The cpuidle_haltpoll driver, with the haltpoll governor, allows the guest vcpus to poll for a specified amount of time before halting.
This provides the following benefits to host side polling:
- The POLL flag is set while polling is performed, which allows a remote vCPU to avoid sending an IPI (and the associated cost of handling the IPI) when performing a wakeup.
- The VM-exit cost can be avoided.
The downside of guest side polling is that polling is performed even with other runnable tasks in the host.
The basic logic as follows: A global value, guest_halt_poll_ns, is configured by the user, indicating the maximum amount of time polling is allowed. This value is fixed.
Each vcpu has an adjustable guest_halt_poll_ns ("per-cpu guest_halt_poll_ns"), which is adjusted by the algorithm in response to events (explained below).

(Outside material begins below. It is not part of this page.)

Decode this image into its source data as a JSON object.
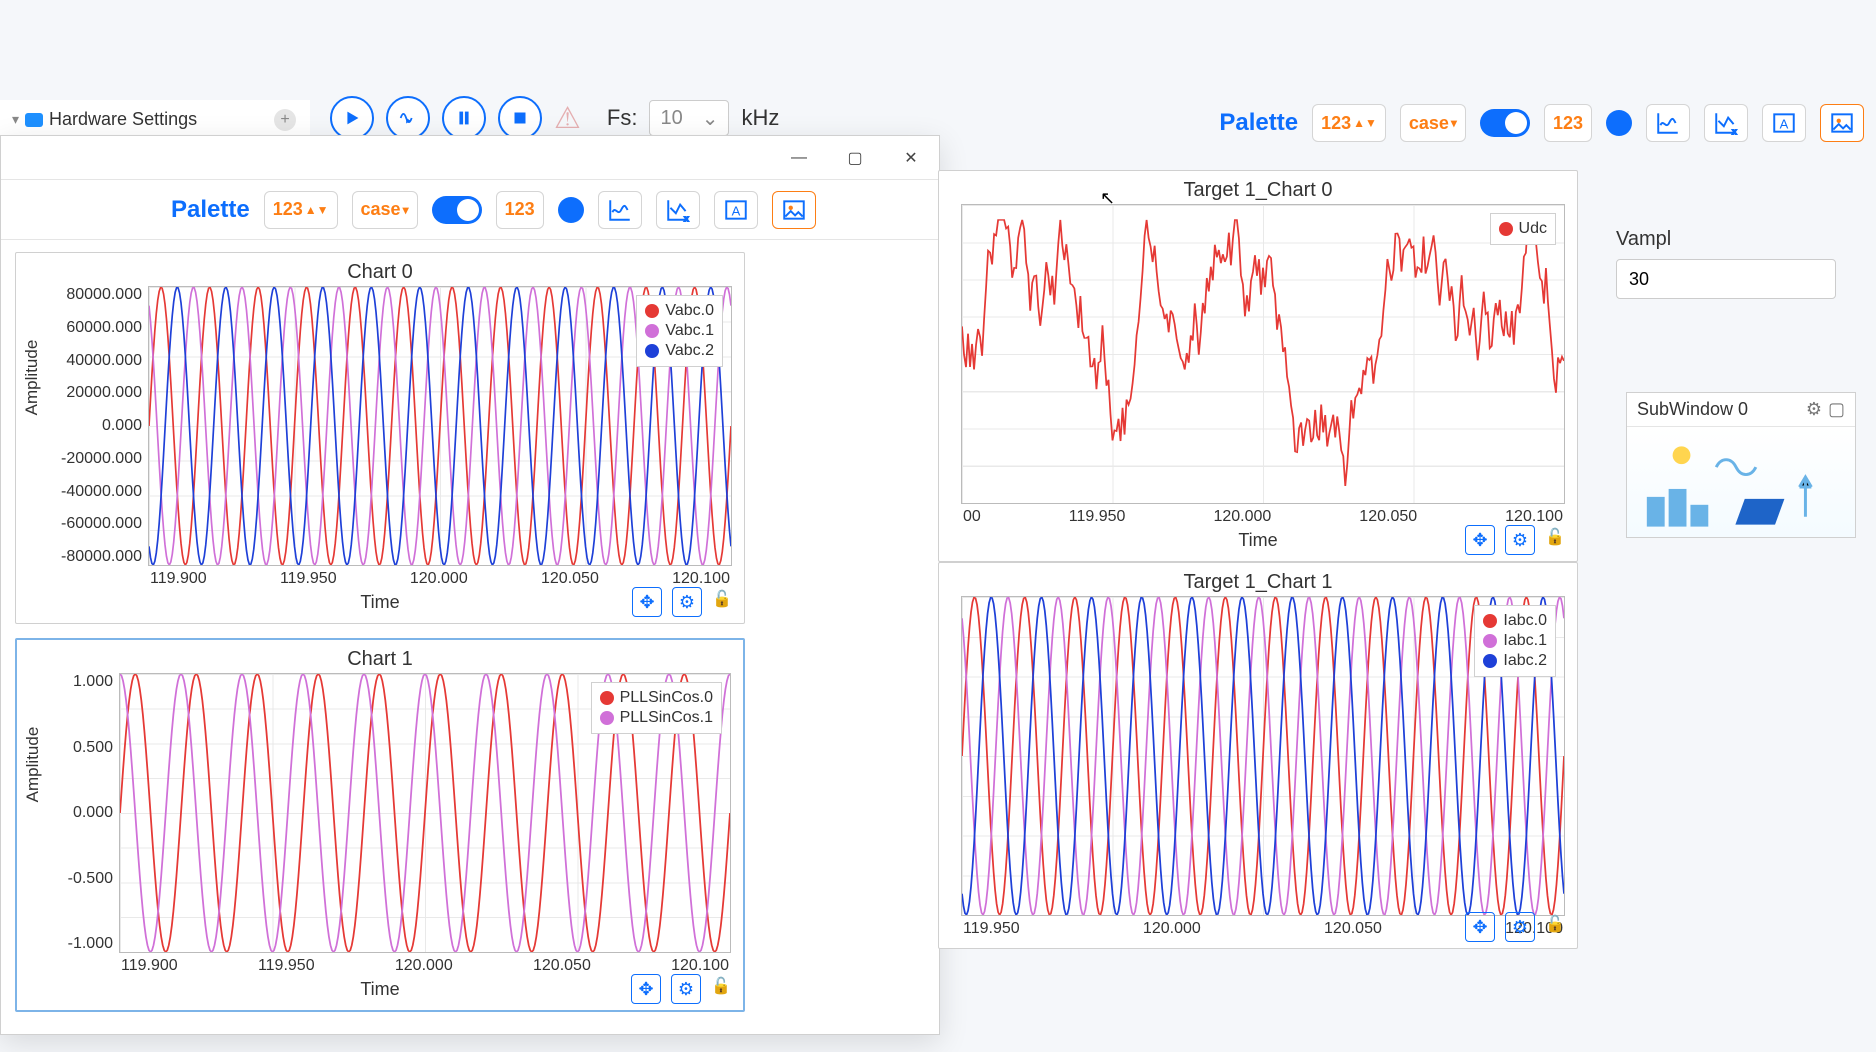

The haltpoll governor has 5 tunable module parameters:
- guest_halt_poll_ns:
Maximum amount of time, in nanoseconds, that polling is performed before halting.
Default: 200000
- guest_halt_poll_shrink:
Division factor used to shrink per-cpu guest_halt_poll_ns when wakeup event occurs after the global guest_halt_poll_ns.
Default: 2
- guest_halt_poll_grow:
Multiplication factor used to grow per-cpu guest_halt_poll_ns when event occurs after per-cpu guest_halt_poll_ns but before global guest_halt_poll_ns.
Default: 2
- guest_halt_poll_grow_start:
The per-cpu guest_halt_poll_ns eventually reaches zero in case of an idle system. This value sets the initial per-cpu guest_halt_poll_ns when growing. This can be increased from 10000, to avoid misses during the initial growth stage:
10k, 20k, 40k, ... (example assumes guest_halt_poll_grow=2).
Default: 50000
- guest_halt_poll_allow_shrink:
Bool parameter which allows shrinking. Set to N to avoid it (per-cpu guest_halt_poll_ns will remain high once achieves global guest_halt_poll_ns value).
Default: Y
The module parameters can be set from the debugfs files in:
/sys/module/haltpoll/parameters/
- Care should be taken when setting the guest_halt_poll_ns parameter as a large value has the potential to drive the cpu usage to 100% on a machine which would be almost entirely idle otherwise.